Auch die chinesische Seite hat seit der US-Präsidentenwahl eine vielschichtige Charme-Offensive gegenüber Deutschland gestartet, die chinesische Zugeständnisse etwa in Fragen der Elektromobilitätsquote, der Zulassung von politischen Stiftungen und Nichtregierungsorganisationen (NGOs) in China wie auch der Bekämpfung von Cyberkriminalität einschließt. Die gravierendsten Spannungsherde zwischen Deutschland und China – die NGO-Zulassung und E-Autoquote – sind durch kompromissorientierte Verhandlungen in den vergangenen Monaten entschärft worden. 

Ganz gelöst sind die Probleme allerdings noch nicht: Bei der E-Autoquote gibt es von ranghoher chinesischer Seite Zusagen; die ministerielle Umsetzung aber lässt auf sich warten. Die Quote wird demnach abgemildert oder später als geplant eingeführt.
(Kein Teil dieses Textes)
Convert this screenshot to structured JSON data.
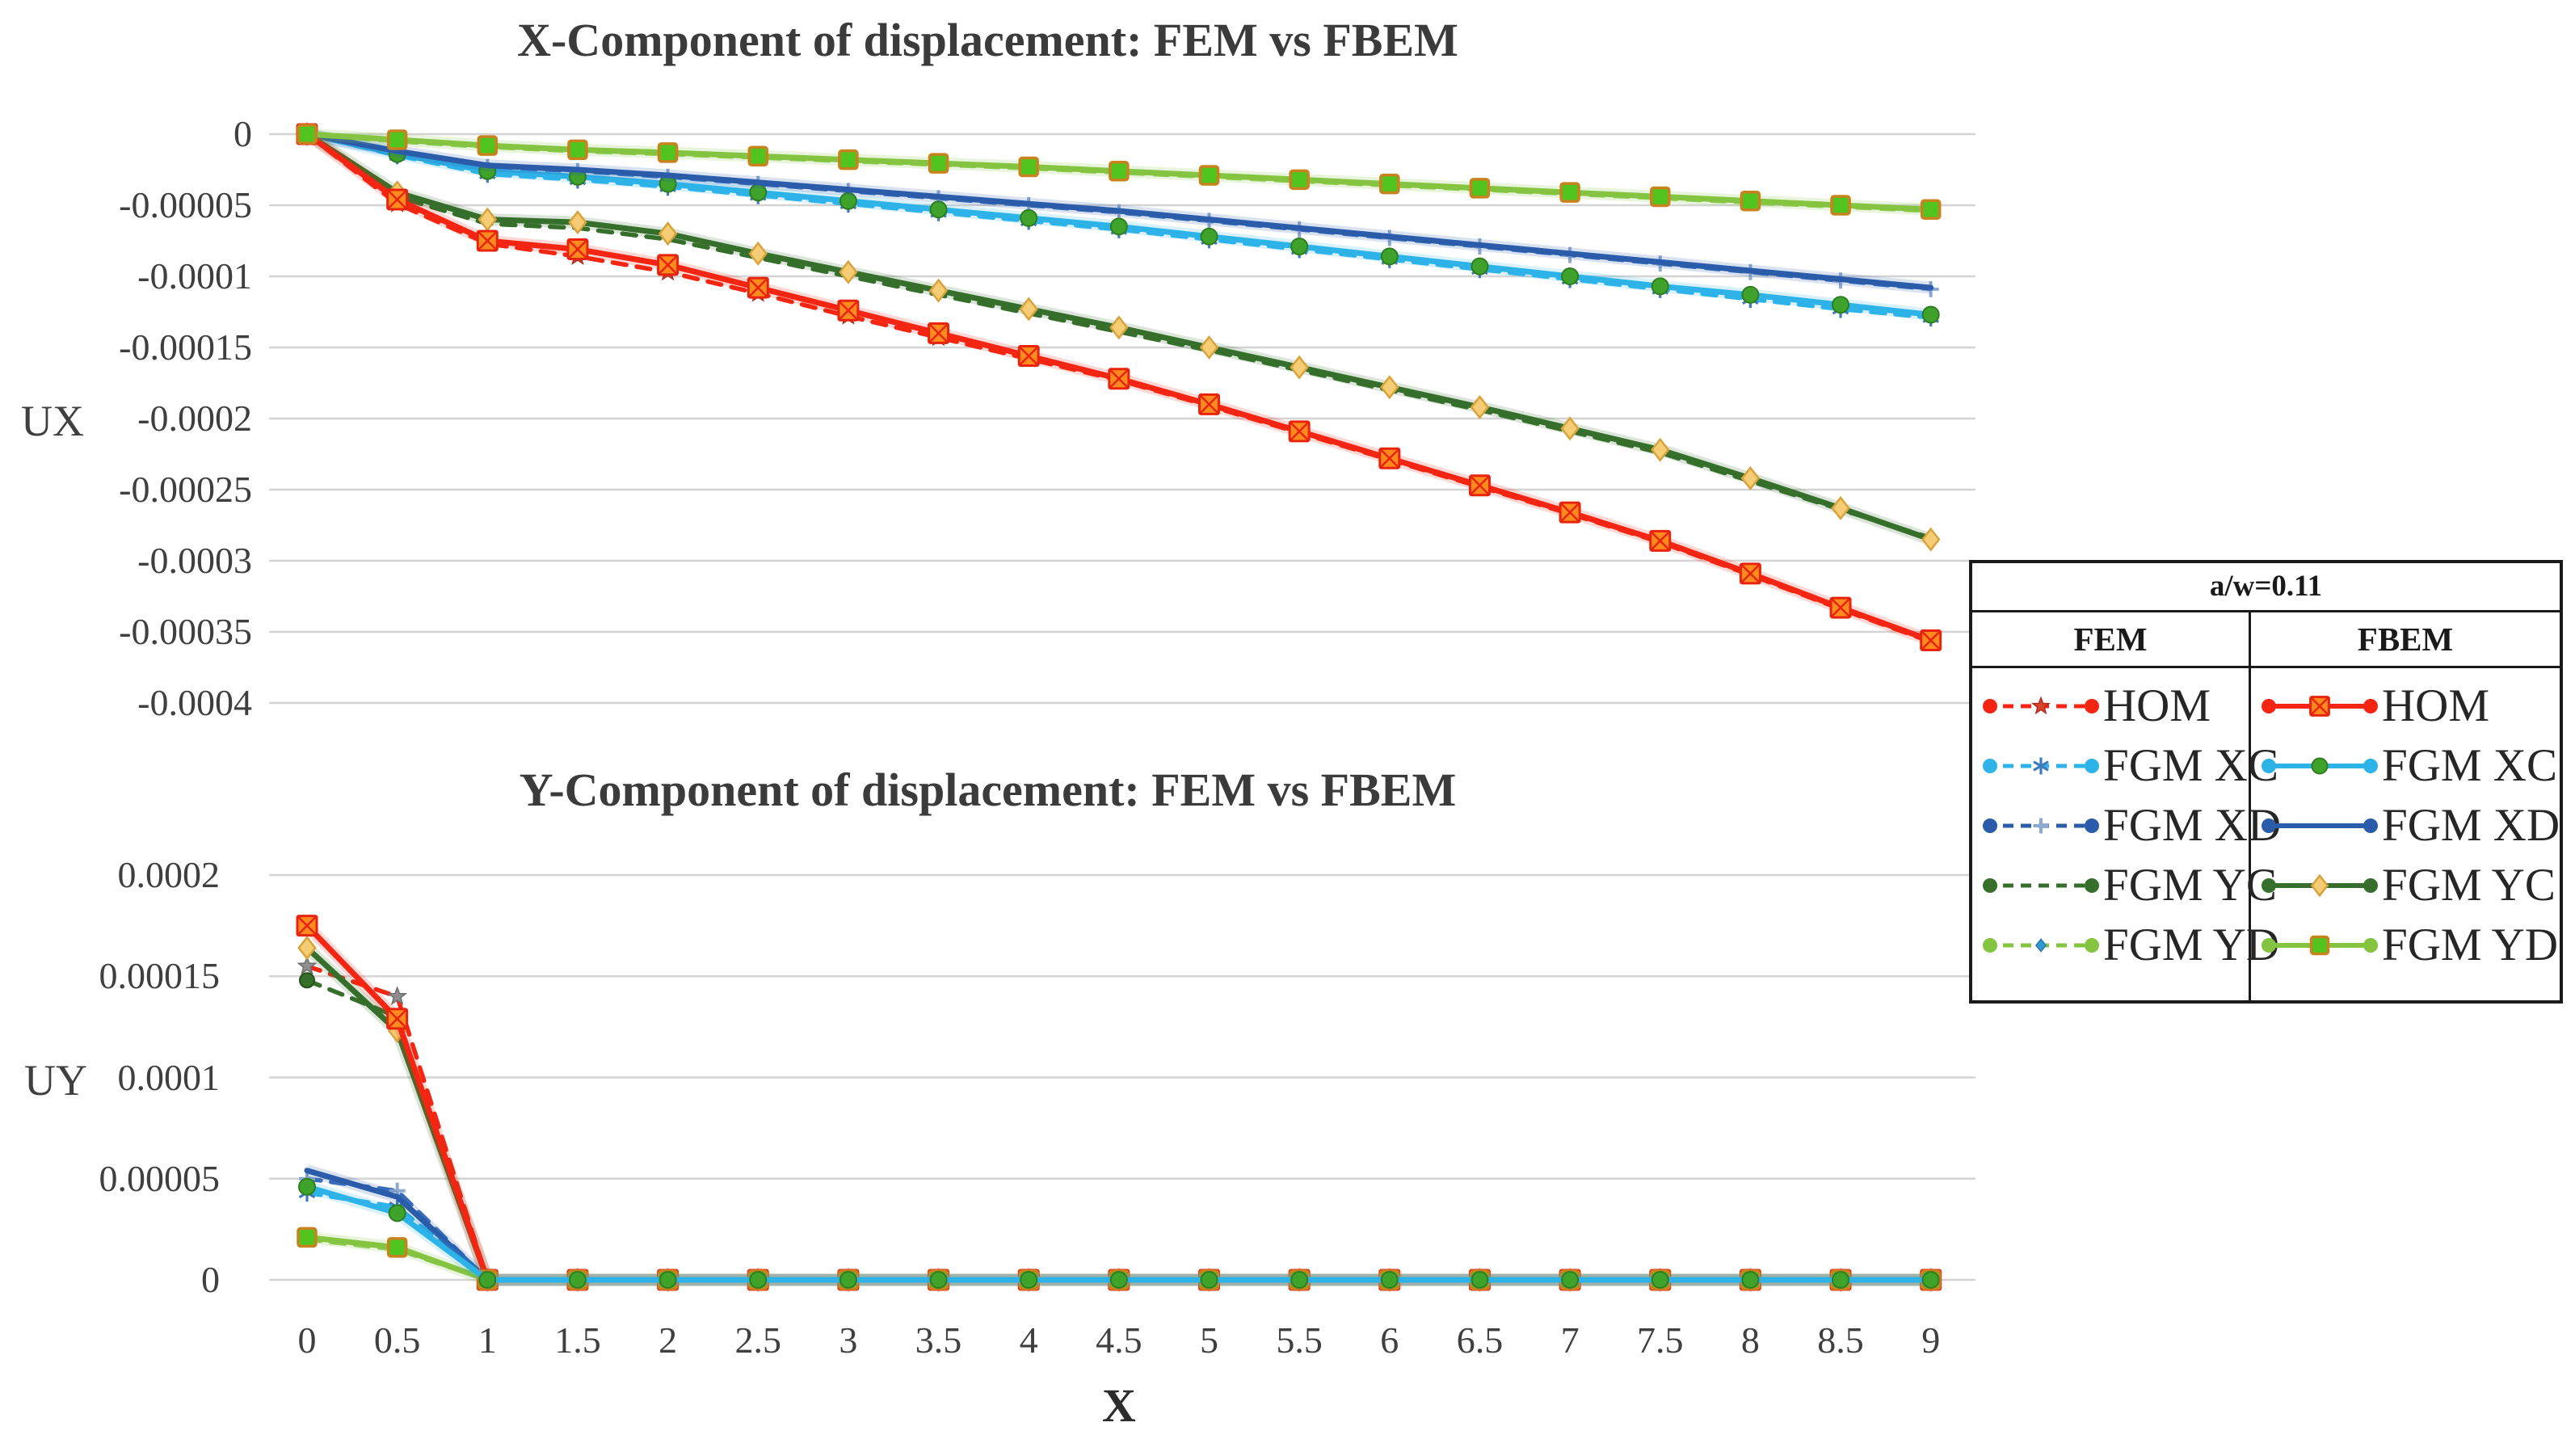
{
  "figure": {
    "ux_axis_label": "UX",
    "uy_axis_label": "UY",
    "x_axis_label": "X"
  },
  "legend": {
    "header": "a/w=0.11",
    "columns": [
      {
        "label": "FEM",
        "entries": [
          {
            "label": "HOM",
            "line_color": "#F42613",
            "dashed": true,
            "marker": "star",
            "marker_color": "#D8432E",
            "marker_stroke": "#B22A1C"
          },
          {
            "label": "FGM XC",
            "line_color": "#2EB3E9",
            "dashed": true,
            "marker": "asterisk",
            "marker_color": "#3E7CC0",
            "marker_stroke": "#3E7CC0"
          },
          {
            "label": "FGM XD",
            "line_color": "#2A5CAA",
            "dashed": true,
            "marker": "plus",
            "marker_color": "#8FA8CF",
            "marker_stroke": "#8FA8CF"
          },
          {
            "label": "FGM YC",
            "line_color": "#356F2B",
            "dashed": true,
            "marker": "none",
            "marker_color": "#356F2B",
            "marker_stroke": "#356F2B"
          },
          {
            "label": "FGM YD",
            "line_color": "#84C441",
            "dashed": true,
            "marker": "diamond-sm",
            "marker_color": "#2E9BD6",
            "marker_stroke": "#2679A8"
          }
        ]
      },
      {
        "label": "FBEM",
        "entries": [
          {
            "label": "HOM",
            "line_color": "#F42613",
            "dashed": false,
            "marker": "square-x",
            "marker_color": "#FF8A1E",
            "marker_stroke": "#E8240F"
          },
          {
            "label": "FGM XC",
            "line_color": "#2EB3E9",
            "dashed": false,
            "marker": "circle",
            "marker_color": "#3FA32B",
            "marker_stroke": "#2F7D1F"
          },
          {
            "label": "FGM XD",
            "line_color": "#2A5CAA",
            "dashed": false,
            "marker": "none",
            "marker_color": "#2A5CAA",
            "marker_stroke": "#2A5CAA"
          },
          {
            "label": "FGM YC",
            "line_color": "#356F2B",
            "dashed": false,
            "marker": "diamond",
            "marker_color": "#F6CD74",
            "marker_stroke": "#D8A33C"
          },
          {
            "label": "FGM YD",
            "line_color": "#84C441",
            "dashed": false,
            "marker": "square",
            "marker_color": "#52C41F",
            "marker_stroke": "#C8831E"
          }
        ]
      }
    ]
  },
  "chart_data": [
    {
      "type": "line",
      "title": "X-Component of displacement: FEM vs FBEM",
      "ylabel": "UX",
      "xlabel": "",
      "grid": true,
      "legend_position": "right-table",
      "ylim": [
        -0.0004,
        0
      ],
      "xlim": [
        0,
        9
      ],
      "x": [
        0,
        0.5,
        1,
        1.5,
        2,
        2.5,
        3,
        3.5,
        4,
        4.5,
        5,
        5.5,
        6,
        6.5,
        7,
        7.5,
        8,
        8.5,
        9
      ],
      "y_ticks": [
        "0",
        "-0.00005",
        "-0.0001",
        "-0.00015",
        "-0.0002",
        "-0.00025",
        "-0.0003",
        "-0.00035",
        "-0.0004"
      ],
      "series": [
        {
          "id": "xc-fem",
          "label": "FGM XC",
          "method": "FEM",
          "color": "#2EB3E9",
          "dashed": true,
          "marker": "asterisk",
          "marker_color": "#3E7CC0",
          "marker_stroke": "#3E7CC0",
          "values": [
            0,
            -1.5e-05,
            -2.8e-05,
            -3.2e-05,
            -3.7e-05,
            -4.3e-05,
            -4.9e-05,
            -5.5e-05,
            -6.1e-05,
            -6.7e-05,
            -7.4e-05,
            -8.1e-05,
            -8.8e-05,
            -9.5e-05,
            -0.000102,
            -0.000109,
            -0.000116,
            -0.000123,
            -0.000129
          ]
        },
        {
          "id": "xd-fem",
          "label": "FGM XD",
          "method": "FEM",
          "color": "#3B6FBC",
          "dashed": true,
          "marker": "plus",
          "marker_color": "#8FA8CF",
          "marker_stroke": "#8FA8CF",
          "values": [
            0,
            -1.3e-05,
            -2.3e-05,
            -2.6e-05,
            -3e-05,
            -3.5e-05,
            -4e-05,
            -4.5e-05,
            -5e-05,
            -5.5e-05,
            -6.1e-05,
            -6.7e-05,
            -7.3e-05,
            -7.9e-05,
            -8.5e-05,
            -9.1e-05,
            -9.7e-05,
            -0.000103,
            -0.000109
          ]
        },
        {
          "id": "yc-fem",
          "label": "FGM YC",
          "method": "FEM",
          "color": "#356F2B",
          "dashed": true,
          "marker": "none",
          "marker_color": "#356F2B",
          "marker_stroke": "#356F2B",
          "values": [
            0,
            -4.4e-05,
            -6.3e-05,
            -6.6e-05,
            -7.4e-05,
            -8.7e-05,
            -0.0001,
            -0.000113,
            -0.000126,
            -0.000139,
            -0.000152,
            -0.000166,
            -0.00018,
            -0.000194,
            -0.000209,
            -0.000224,
            -0.000244,
            -0.000264,
            -0.000284
          ]
        },
        {
          "id": "hom-fem",
          "label": "HOM",
          "method": "FEM",
          "color": "#F42613",
          "dashed": true,
          "marker": "star",
          "marker_color": "#D8432E",
          "marker_stroke": "#B22A1C",
          "values": [
            0,
            -4.9e-05,
            -7.7e-05,
            -8.6e-05,
            -9.7e-05,
            -0.000112,
            -0.000128,
            -0.000143,
            -0.000158,
            -0.000173,
            -0.000191,
            -0.00021,
            -0.000229,
            -0.000248,
            -0.000267,
            -0.000287,
            -0.00031,
            -0.000334,
            -0.000357
          ]
        },
        {
          "id": "yd-fem",
          "label": "FGM YD",
          "method": "FEM",
          "color": "#8FCE55",
          "dashed": true,
          "marker": "diamond-sm",
          "marker_color": "#2E9BD6",
          "marker_stroke": "#2679A8",
          "values": [
            0,
            -5e-06,
            -9e-06,
            -1.2e-05,
            -1.4e-05,
            -1.65e-05,
            -1.9e-05,
            -2.15e-05,
            -2.4e-05,
            -2.7e-05,
            -3e-05,
            -3.3e-05,
            -3.6e-05,
            -3.9e-05,
            -4.2e-05,
            -4.5e-05,
            -4.8e-05,
            -5.1e-05,
            -5.4e-05
          ]
        },
        {
          "id": "xc-fbem",
          "label": "FGM XC",
          "method": "FBEM",
          "color": "#2EB3E9",
          "dashed": false,
          "marker": "circle",
          "marker_color": "#3FA32B",
          "marker_stroke": "#2F7D1F",
          "values": [
            0,
            -1.4e-05,
            -2.6e-05,
            -3e-05,
            -3.5e-05,
            -4.1e-05,
            -4.7e-05,
            -5.3e-05,
            -5.9e-05,
            -6.5e-05,
            -7.2e-05,
            -7.9e-05,
            -8.6e-05,
            -9.3e-05,
            -0.0001,
            -0.000107,
            -0.000113,
            -0.00012,
            -0.000127
          ]
        },
        {
          "id": "xd-fbem",
          "label": "FGM XD",
          "method": "FBEM",
          "color": "#2A5CAA",
          "dashed": false,
          "marker": "none",
          "marker_color": "#2A5CAA",
          "marker_stroke": "#2A5CAA",
          "values": [
            0,
            -1.2e-05,
            -2.2e-05,
            -2.5e-05,
            -2.9e-05,
            -3.4e-05,
            -3.9e-05,
            -4.4e-05,
            -4.9e-05,
            -5.4e-05,
            -6e-05,
            -6.6e-05,
            -7.2e-05,
            -7.8e-05,
            -8.4e-05,
            -9e-05,
            -9.6e-05,
            -0.000102,
            -0.000108
          ]
        },
        {
          "id": "yc-fbem",
          "label": "FGM YC",
          "method": "FBEM",
          "color": "#356F2B",
          "dashed": false,
          "marker": "diamond",
          "marker_color": "#F6CD74",
          "marker_stroke": "#D8A33C",
          "values": [
            0,
            -4.1e-05,
            -6e-05,
            -6.2e-05,
            -7e-05,
            -8.4e-05,
            -9.7e-05,
            -0.00011,
            -0.000123,
            -0.000136,
            -0.00015,
            -0.000164,
            -0.000178,
            -0.000192,
            -0.000207,
            -0.000222,
            -0.000242,
            -0.000263,
            -0.000285
          ]
        },
        {
          "id": "hom-fbem",
          "label": "HOM",
          "method": "FBEM",
          "color": "#F42613",
          "dashed": false,
          "marker": "square-x",
          "marker_color": "#FF8A1E",
          "marker_stroke": "#E8240F",
          "values": [
            0,
            -4.6e-05,
            -7.5e-05,
            -8.1e-05,
            -9.2e-05,
            -0.000108,
            -0.000124,
            -0.00014,
            -0.000156,
            -0.000172,
            -0.00019,
            -0.000209,
            -0.000228,
            -0.000247,
            -0.000266,
            -0.000286,
            -0.000309,
            -0.000333,
            -0.000356
          ]
        },
        {
          "id": "yd-fbem",
          "label": "FGM YD",
          "method": "FBEM",
          "color": "#84C441",
          "dashed": false,
          "marker": "square",
          "marker_color": "#52C41F",
          "marker_stroke": "#C8831E",
          "values": [
            0,
            -4e-06,
            -8e-06,
            -1.1e-05,
            -1.3e-05,
            -1.55e-05,
            -1.8e-05,
            -2.05e-05,
            -2.3e-05,
            -2.6e-05,
            -2.9e-05,
            -3.2e-05,
            -3.5e-05,
            -3.8e-05,
            -4.1e-05,
            -4.4e-05,
            -4.7e-05,
            -5e-05,
            -5.3e-05
          ]
        }
      ]
    },
    {
      "type": "line",
      "title": "Y-Component of displacement: FEM vs FBEM",
      "ylabel": "UY",
      "xlabel": "X",
      "grid": true,
      "legend_position": "right-table",
      "ylim": [
        0,
        0.0002
      ],
      "xlim": [
        0,
        9
      ],
      "x": [
        0,
        0.5,
        1,
        1.5,
        2,
        2.5,
        3,
        3.5,
        4,
        4.5,
        5,
        5.5,
        6,
        6.5,
        7,
        7.5,
        8,
        8.5,
        9
      ],
      "x_tick_labels": [
        "0",
        "0.5",
        "1",
        "1.5",
        "2",
        "2.5",
        "3",
        "3.5",
        "4",
        "4.5",
        "5",
        "5.5",
        "6",
        "6.5",
        "7",
        "7.5",
        "8",
        "8.5",
        "9"
      ],
      "y_ticks": [
        "0.0002",
        "0.00015",
        "0.0001",
        "0.00005",
        "0"
      ],
      "series": [
        {
          "id": "xd-fem",
          "label": "FGM XD",
          "method": "FEM",
          "color": "#3B6FBC",
          "dashed": true,
          "marker": "plus",
          "marker_color": "#8FA8CF",
          "marker_stroke": "#8FA8CF",
          "values": [
            5e-05,
            4.4e-05,
            0,
            0,
            0,
            0,
            0,
            0,
            0,
            0,
            0,
            0,
            0,
            0,
            0,
            0,
            0,
            0,
            0
          ]
        },
        {
          "id": "xc-fem",
          "label": "FGM XC",
          "method": "FEM",
          "color": "#2EB3E9",
          "dashed": true,
          "marker": "asterisk",
          "marker_color": "#3E7CC0",
          "marker_stroke": "#3E7CC0",
          "values": [
            4.3e-05,
            3.6e-05,
            0,
            0,
            0,
            0,
            0,
            0,
            0,
            0,
            0,
            0,
            0,
            0,
            0,
            0,
            0,
            0,
            0
          ]
        },
        {
          "id": "yc-fem",
          "label": "FGM YC",
          "method": "FEM",
          "color": "#356F2B",
          "dashed": true,
          "marker": "circle-sm",
          "marker_color": "#356F2B",
          "marker_stroke": "#24511C",
          "values": [
            0.000148,
            0.00013,
            0,
            0,
            0,
            0,
            0,
            0,
            0,
            0,
            0,
            0,
            0,
            0,
            0,
            0,
            0,
            0,
            0
          ]
        },
        {
          "id": "hom-fem",
          "label": "HOM",
          "method": "FEM",
          "color": "#F42613",
          "dashed": true,
          "marker": "star",
          "marker_color": "#8E8E8E",
          "marker_stroke": "#6E6E6E",
          "values": [
            0.000155,
            0.00014,
            0,
            0,
            0,
            0,
            0,
            0,
            0,
            0,
            0,
            0,
            0,
            0,
            0,
            0,
            0,
            0,
            0
          ]
        },
        {
          "id": "yd-fem",
          "label": "FGM YD",
          "method": "FEM",
          "color": "#8FCE55",
          "dashed": true,
          "marker": "diamond-sm",
          "marker_color": "#2E9BD6",
          "marker_stroke": "#2679A8",
          "values": [
            2e-05,
            1.5e-05,
            0,
            0,
            0,
            0,
            0,
            0,
            0,
            0,
            0,
            0,
            0,
            0,
            0,
            0,
            0,
            0,
            0
          ]
        },
        {
          "id": "xd-fbem",
          "label": "FGM XD",
          "method": "FBEM",
          "color": "#2A5CAA",
          "dashed": false,
          "marker": "none",
          "marker_color": "#2A5CAA",
          "marker_stroke": "#2A5CAA",
          "values": [
            5.4e-05,
            4.1e-05,
            0,
            0,
            0,
            0,
            0,
            0,
            0,
            0,
            0,
            0,
            0,
            0,
            0,
            0,
            0,
            0,
            0
          ]
        },
        {
          "id": "yc-fbem",
          "label": "FGM YC",
          "method": "FBEM",
          "color": "#356F2B",
          "dashed": false,
          "marker": "diamond",
          "marker_color": "#F6CD74",
          "marker_stroke": "#D8A33C",
          "values": [
            0.000164,
            0.000123,
            0,
            0,
            0,
            0,
            0,
            0,
            0,
            0,
            0,
            0,
            0,
            0,
            0,
            0,
            0,
            0,
            0
          ]
        },
        {
          "id": "hom-fbem",
          "label": "HOM",
          "method": "FBEM",
          "color": "#F42613",
          "dashed": false,
          "marker": "square-x",
          "marker_color": "#FF8A1E",
          "marker_stroke": "#E8240F",
          "values": [
            0.000175,
            0.000129,
            0,
            0,
            0,
            0,
            0,
            0,
            0,
            0,
            0,
            0,
            0,
            0,
            0,
            0,
            0,
            0,
            0
          ]
        },
        {
          "id": "yd-fbem",
          "label": "FGM YD",
          "method": "FBEM",
          "color": "#84C441",
          "dashed": false,
          "marker": "square",
          "marker_color": "#52C41F",
          "marker_stroke": "#C8831E",
          "values": [
            2.1e-05,
            1.6e-05,
            0,
            0,
            0,
            0,
            0,
            0,
            0,
            0,
            0,
            0,
            0,
            0,
            0,
            0,
            0,
            0,
            0
          ]
        },
        {
          "id": "xc-fbem",
          "label": "FGM XC",
          "method": "FBEM",
          "color": "#2EB3E9",
          "dashed": false,
          "marker": "circle",
          "marker_color": "#3FA32B",
          "marker_stroke": "#2F7D1F",
          "values": [
            4.6e-05,
            3.3e-05,
            0,
            0,
            0,
            0,
            0,
            0,
            0,
            0,
            0,
            0,
            0,
            0,
            0,
            0,
            0,
            0,
            0
          ]
        }
      ]
    }
  ]
}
Eine deutliche Entspannung gibt es in der NGO-Frage: Deutsche politische Stiftungen sind nun in China registriert und zugelassen. Die konkreten Arbeitsmöglichkeiten aber sind noch ungeklärt. Außerdem warten wichtige andere NGOs weiterhin auf ihre Legalisierung in China.

Wie werden sich die deutsch-chinesischen Beziehungen und auch Chinas Beziehungen zu Europa entwickeln? Wird China für die hiesige Außenpolitik wichtiger?

China wird – als schwieriger, aber berechenbarer diplomatischer Partner – aller Voraussicht nach eine deutlich aufgewertete Rolle in der künftigen europäischen Außenpolitik einnehmen. In der Tendenz werden Abstimmungen mit China an Gewicht und Dichte gewinnen, je stärker die Außenpolitik der USA in Spannung zu deutschen oder europäischen Kerninteressen gerät. Falls die USA auch beim G20-Gipfel im Juli gegenüber den Europäern und anderen Teilnehmerländern eine kompromisslose Linie im Alleingang fahren sollten, wird dies die ohnehin notwendigen diplomatisch-strategischen Neuorientierungen auf europäischer Seite beschleunigen.

Bei welchen Themen sind noch Differenzen mit China zu erwarten?

Es gibt verschiedene Bereiche, in denen Differenzen fortbestehen. Beim Thema Marktzugang für deutsche oder ausländische Unternehmen in China sind bei Lis Besuch keine Fortschritte absehbar, auch das Verständnis von Rechtsstaatlichkeit bleibt in beiden Ländern unterschiedlich. Wachsende Reibungen in den deutsch-chinesischen Wirtschaftsbeziehungen sind in der Cyberpolitik zu erwarten: Deutschen Unternehmen drohen Risiken, was den Datenschutz im chinesischen Markt und die Datenübermittlung an chinesische Behörden oder autorisierte Rating-Agenturen angeht.

Die chinesische Regierung treibt die Gesetzgebung im Bereich Cybersicherheit vehement voran und baut an einem Big-Data-gestützten Rating- und Regulierungssystem, das tief in das Wirtschaftsleben eingreifen wird. Deutsche Unternehmen laufen damit Gefahr, die Kontrolle über sensible firmeneigene Daten zu verlieren.